I also photographed a bajaj driver, Niko Simon

Bajaj's drive in opposite directions in Dar es Salaam, Tanzania. Photo by Peter Stanley, 2014.

This was a challenge because I wanted to make most of the pictures while we were driving around to really show his experience. 

The third person I photographed was Raphael, the shop manager.

Raphael relaxing in the comfort of his small shop in Dar es Salaam. Photo by Peter Stanley, 2014.

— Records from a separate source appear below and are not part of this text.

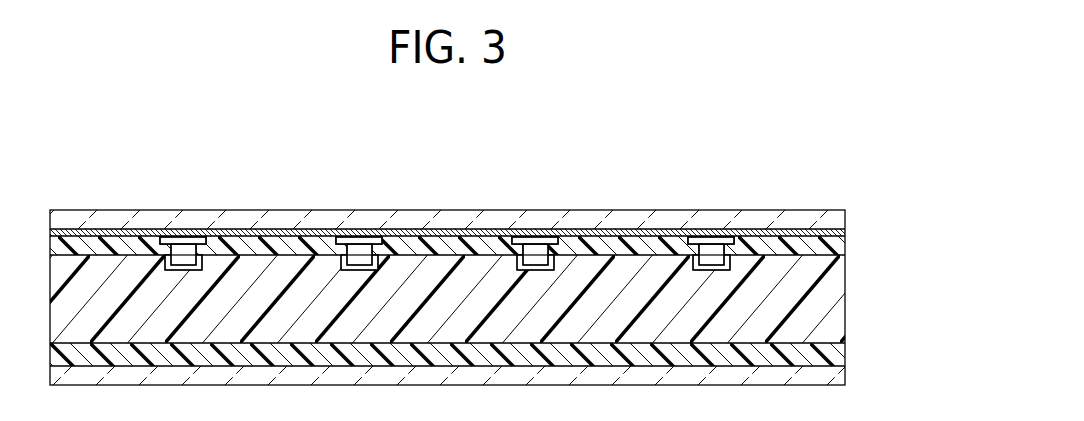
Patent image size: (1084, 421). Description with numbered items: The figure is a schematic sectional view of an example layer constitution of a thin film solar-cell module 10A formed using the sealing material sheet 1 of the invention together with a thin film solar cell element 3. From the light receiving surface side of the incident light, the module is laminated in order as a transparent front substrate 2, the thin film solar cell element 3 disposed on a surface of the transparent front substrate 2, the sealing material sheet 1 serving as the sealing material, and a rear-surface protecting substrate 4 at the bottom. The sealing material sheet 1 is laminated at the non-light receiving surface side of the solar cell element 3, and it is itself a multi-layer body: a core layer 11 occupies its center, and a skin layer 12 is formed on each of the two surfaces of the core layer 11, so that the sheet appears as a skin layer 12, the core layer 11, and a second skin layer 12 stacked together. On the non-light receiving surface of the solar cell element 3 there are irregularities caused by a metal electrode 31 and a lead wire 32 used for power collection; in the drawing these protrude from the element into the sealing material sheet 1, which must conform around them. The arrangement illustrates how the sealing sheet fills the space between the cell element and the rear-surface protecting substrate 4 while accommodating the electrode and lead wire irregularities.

The thin film solar-cell module 10A is at (826, 124).
The sealing material sheet 1 is at (503, 297).
The transparent front substrate 2 is at (833, 227).
The thin film solar cell element 3 is at (464, 233).
The rear-surface protecting substrate 4 is at (837, 377).
The core layer 11 is at (830, 292).
The skin layer 12 is at (835, 240).
The metal electrode 31 is at (180, 237).
The lead wire 32 is at (191, 256).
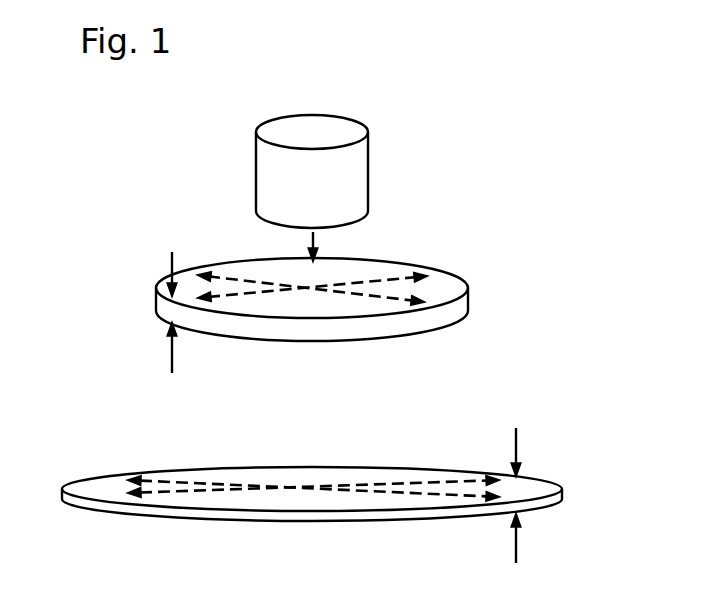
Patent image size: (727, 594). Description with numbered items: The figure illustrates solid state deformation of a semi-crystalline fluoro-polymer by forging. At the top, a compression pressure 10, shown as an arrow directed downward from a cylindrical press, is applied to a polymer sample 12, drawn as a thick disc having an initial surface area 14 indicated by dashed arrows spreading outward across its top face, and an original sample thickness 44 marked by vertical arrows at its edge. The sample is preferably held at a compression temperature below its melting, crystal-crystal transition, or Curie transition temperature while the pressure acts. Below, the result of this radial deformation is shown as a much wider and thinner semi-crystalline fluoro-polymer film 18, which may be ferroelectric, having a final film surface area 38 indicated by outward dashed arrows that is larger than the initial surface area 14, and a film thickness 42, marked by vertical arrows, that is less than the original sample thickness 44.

The compression pressure 10 is at (318, 246).
The polymer sample 12 is at (468, 286).
The initial surface area 14 is at (433, 282).
The semi-crystalline fluoro-polymer film 18 is at (543, 490).
The final film surface area 38 is at (443, 490).
The film thickness 42 is at (518, 438).
The original sample thickness 44 is at (172, 348).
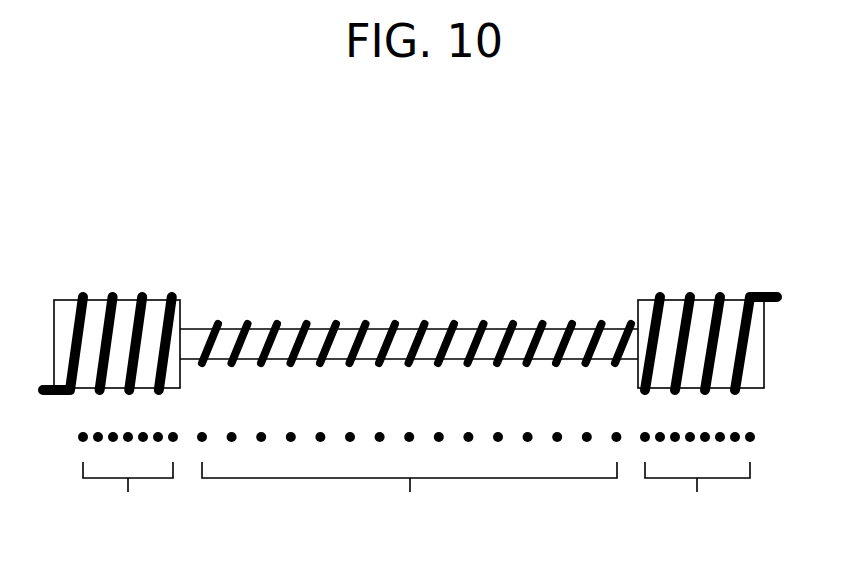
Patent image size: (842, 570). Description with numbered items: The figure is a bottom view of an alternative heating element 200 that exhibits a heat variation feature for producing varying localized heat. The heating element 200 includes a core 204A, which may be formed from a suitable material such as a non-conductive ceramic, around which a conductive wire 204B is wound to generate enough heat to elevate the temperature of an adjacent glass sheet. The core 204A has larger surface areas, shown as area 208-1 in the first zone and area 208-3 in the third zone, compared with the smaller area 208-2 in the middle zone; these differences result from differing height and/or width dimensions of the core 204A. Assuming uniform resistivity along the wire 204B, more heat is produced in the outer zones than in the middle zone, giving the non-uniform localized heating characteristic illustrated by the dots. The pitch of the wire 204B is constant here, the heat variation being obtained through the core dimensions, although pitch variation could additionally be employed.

The heating element 200 is at (400, 142).
The core material 204A is at (185, 343).
The wire 204B is at (423, 318).
The area 208-1 is at (96, 320).
The area 208-2 is at (348, 338).
The area 208-3 is at (703, 312).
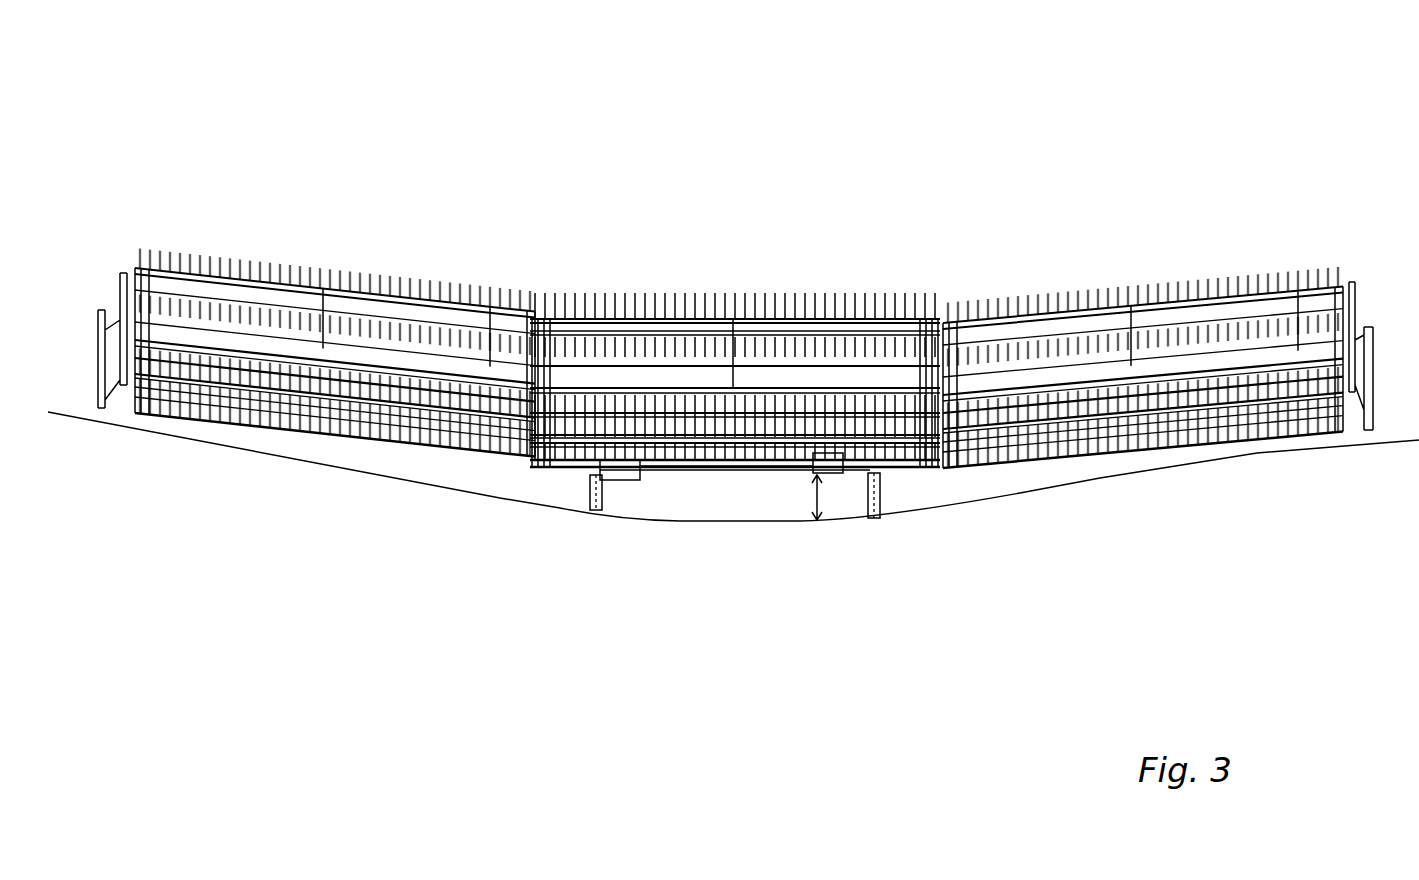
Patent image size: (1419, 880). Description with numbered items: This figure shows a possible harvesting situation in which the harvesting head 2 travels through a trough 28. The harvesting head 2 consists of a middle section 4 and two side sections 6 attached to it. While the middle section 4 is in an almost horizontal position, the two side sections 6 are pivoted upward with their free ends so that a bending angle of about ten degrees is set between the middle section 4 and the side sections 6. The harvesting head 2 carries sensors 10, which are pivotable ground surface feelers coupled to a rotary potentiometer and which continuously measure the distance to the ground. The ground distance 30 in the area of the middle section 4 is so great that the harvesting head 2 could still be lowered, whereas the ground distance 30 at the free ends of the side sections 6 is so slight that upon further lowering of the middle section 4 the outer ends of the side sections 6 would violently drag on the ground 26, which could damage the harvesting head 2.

The harvesting head 2 is at (483, 117).
The middle section 4 is at (720, 236).
The side sections 6 is at (316, 222).
The sensors 10 is at (597, 498).
The ground 26 is at (237, 438).
The trough 28 is at (723, 523).
The ground distance 30 is at (823, 502).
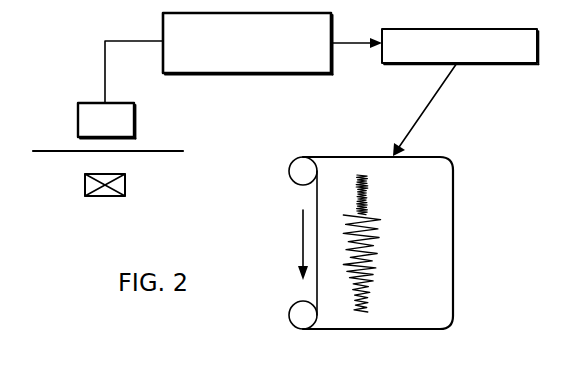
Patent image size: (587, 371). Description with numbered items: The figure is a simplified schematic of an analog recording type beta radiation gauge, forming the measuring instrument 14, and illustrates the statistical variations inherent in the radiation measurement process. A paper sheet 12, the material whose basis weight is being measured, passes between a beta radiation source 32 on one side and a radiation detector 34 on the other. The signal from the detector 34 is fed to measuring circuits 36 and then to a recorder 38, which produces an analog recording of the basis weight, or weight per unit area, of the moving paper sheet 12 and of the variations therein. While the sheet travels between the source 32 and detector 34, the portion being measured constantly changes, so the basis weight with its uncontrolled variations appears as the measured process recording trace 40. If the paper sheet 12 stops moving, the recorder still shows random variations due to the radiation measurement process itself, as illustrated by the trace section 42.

The paper sheet 12 is at (145, 151).
The measuring instrument 14 is at (92, 33).
The beta radiation source 32 is at (127, 187).
The radiation detector 34 is at (124, 114).
The measuring circuits 36 is at (296, 74).
The recorder 38 is at (429, 29).
The measured process recording trace 40 is at (395, 219).
The trace section 42 is at (395, 172).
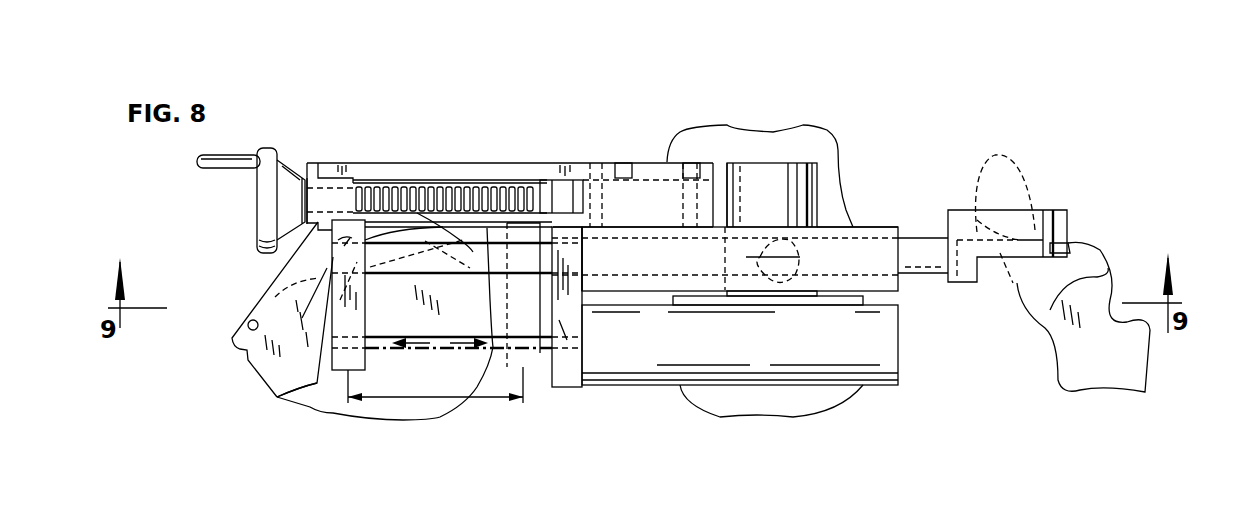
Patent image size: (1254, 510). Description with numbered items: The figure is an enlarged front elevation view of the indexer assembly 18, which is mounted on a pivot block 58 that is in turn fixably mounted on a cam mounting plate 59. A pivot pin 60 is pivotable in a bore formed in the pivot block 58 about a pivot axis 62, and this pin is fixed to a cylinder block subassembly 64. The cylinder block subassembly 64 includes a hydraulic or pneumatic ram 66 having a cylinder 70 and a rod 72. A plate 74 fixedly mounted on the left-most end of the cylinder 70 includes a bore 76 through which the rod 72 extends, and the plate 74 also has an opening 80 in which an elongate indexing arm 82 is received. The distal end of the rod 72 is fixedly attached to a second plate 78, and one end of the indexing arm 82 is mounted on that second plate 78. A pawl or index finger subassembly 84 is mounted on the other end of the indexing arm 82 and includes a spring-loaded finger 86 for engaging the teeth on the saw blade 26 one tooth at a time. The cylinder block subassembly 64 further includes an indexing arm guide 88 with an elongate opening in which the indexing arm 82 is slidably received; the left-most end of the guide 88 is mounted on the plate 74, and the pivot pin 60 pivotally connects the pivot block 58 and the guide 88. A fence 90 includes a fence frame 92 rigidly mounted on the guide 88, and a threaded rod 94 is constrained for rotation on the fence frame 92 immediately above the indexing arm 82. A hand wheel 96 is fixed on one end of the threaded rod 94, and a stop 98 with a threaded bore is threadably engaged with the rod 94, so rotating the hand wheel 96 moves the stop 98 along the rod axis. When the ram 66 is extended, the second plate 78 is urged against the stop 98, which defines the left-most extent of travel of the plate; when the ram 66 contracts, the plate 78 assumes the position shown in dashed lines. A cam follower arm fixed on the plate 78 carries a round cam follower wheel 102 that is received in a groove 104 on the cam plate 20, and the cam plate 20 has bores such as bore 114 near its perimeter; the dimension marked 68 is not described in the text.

The indexer assembly 18 is at (462, 140).
The cam plate 20 is at (232, 309).
The saw blade 26 is at (1113, 287).
The pivot block 58 is at (780, 160).
The cam mounting plate 59 is at (740, 130).
The pivot pin 60 is at (827, 225).
The pivot axis 62 is at (773, 218).
The cylinder block subassembly 64 is at (575, 404).
The ram 66 is at (886, 404).
The rod 68 is at (443, 353).
The cylinder 70 is at (890, 355).
The rod 72 is at (493, 385).
The plate 74 is at (563, 222).
The bore 76 is at (573, 330).
The second plate 78 is at (333, 413).
The opening 80 is at (600, 227).
The indexing arm 82 is at (485, 240).
The index finger subassembly 84 is at (975, 200).
The spring-loaded finger 86 is at (1083, 245).
The indexing arm guide 88 is at (838, 150).
The fence 90 is at (359, 148).
The fence frame 92 is at (480, 162).
The threaded rod 94 is at (402, 190).
The hand wheel 96 is at (268, 147).
The stop 98 is at (320, 195).
The cam follower wheel 102 is at (290, 301).
The groove 104 is at (280, 397).
The bore 114 is at (245, 350).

I have bought things from him for years yet have never spent time talking to him let alone making photographs in and around his shop. I don't know what I was expecting but I was surprised that he was so relaxed and invited me to shoot an hour of him at work. In terms of lighting, this shoot was my favorite for black and white with the hard contrasts. 

In the end, technically speaking I think I could do a lot more with the bajaj and gravel maker im

ages. I would definitely like to keep working with the gravel 'mamas' and build this project. The lighting in the duka/shop was outstanding (for my taste) and I'll be sure to remember that for another day.